An aquarium and an engineering firm in Massachusetts are working on a project to better protect whales – by monitoring them from space.
The New England Aquarium, based in Boston, and Draper, a firm based in nearby Cambridge, say new and higher-tech solutions are needed in order to protect whales from extinction. So they are using data from sources such as satellites, sonar and radar to keep a closer eye on how many whales are in the ocean.
A project involving complex data and surveillance has an easy to understand name: Counting Whales From Space. But John Irvine, chief scientist for data analytics at Draper, said that was the only simple thing about the project.

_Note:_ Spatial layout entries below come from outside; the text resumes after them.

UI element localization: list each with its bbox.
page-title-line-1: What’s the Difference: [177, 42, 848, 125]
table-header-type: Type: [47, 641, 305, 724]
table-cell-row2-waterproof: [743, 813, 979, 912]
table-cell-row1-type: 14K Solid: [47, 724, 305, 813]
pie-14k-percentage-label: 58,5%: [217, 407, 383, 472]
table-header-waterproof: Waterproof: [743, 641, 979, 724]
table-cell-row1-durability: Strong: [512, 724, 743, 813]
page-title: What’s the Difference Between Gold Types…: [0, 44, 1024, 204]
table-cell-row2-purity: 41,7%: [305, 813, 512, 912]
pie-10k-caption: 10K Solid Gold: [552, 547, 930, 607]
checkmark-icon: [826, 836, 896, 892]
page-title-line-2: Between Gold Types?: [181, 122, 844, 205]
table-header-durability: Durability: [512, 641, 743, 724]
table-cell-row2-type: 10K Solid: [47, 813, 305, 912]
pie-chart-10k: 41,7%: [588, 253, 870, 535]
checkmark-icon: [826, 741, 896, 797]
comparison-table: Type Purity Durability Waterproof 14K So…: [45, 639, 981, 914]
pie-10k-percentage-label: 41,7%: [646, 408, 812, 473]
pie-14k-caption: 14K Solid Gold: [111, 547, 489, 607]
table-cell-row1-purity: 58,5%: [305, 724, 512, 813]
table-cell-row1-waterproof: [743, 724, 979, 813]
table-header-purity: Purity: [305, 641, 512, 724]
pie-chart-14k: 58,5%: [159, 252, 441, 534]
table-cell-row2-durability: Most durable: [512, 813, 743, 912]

“If whales are moving out of one area and into another,” Irving said, “what’s the reason for that? Is it due to ocean warming? Is it changes in commercial shipping lanes? These are all questions we’ll be able to start answering once we have the data.”
The work will involve gathering data from sources ranging from European space agencies to amateur radio operators, in order to create a probability map of where in the ocean the whales might be, Irvine said. Conservation groups will then be able to monitor whales and their movements, he said.
The aquarium and Draper have committed a combined $1m to the project, which is expected to develop over several years.
Aerial surveys are the most frequently used method to count whales, partners on the project said. However, that approach is expensive, subject to bad weather conditions and can be dangerous.
Project members said their goal is to develop new technology that uses specially designed algorithms to process data and monitor whales. Exactly what the final product could look like is a work in progress, Irvine said, but the goal is a “global watch on whale movement”.
The technology could be used to monitor whales anywhere in the world, said Vikki Spruill, president of New England Aquarium, but some of the most pressing need for monitoring is just off New England.
Those waters are a home to the endangered North Atlantic right whale, which numbers only about 400 and is declining. Better data and surveillance tools could help inform conservation of the species and others elsewhere, Spruill said, especially since whales rarely respect international boundaries.
“These are animals that move across large areas of our ocean,” she said. “Large marine animals don’t have boundaries like we would think of on land.”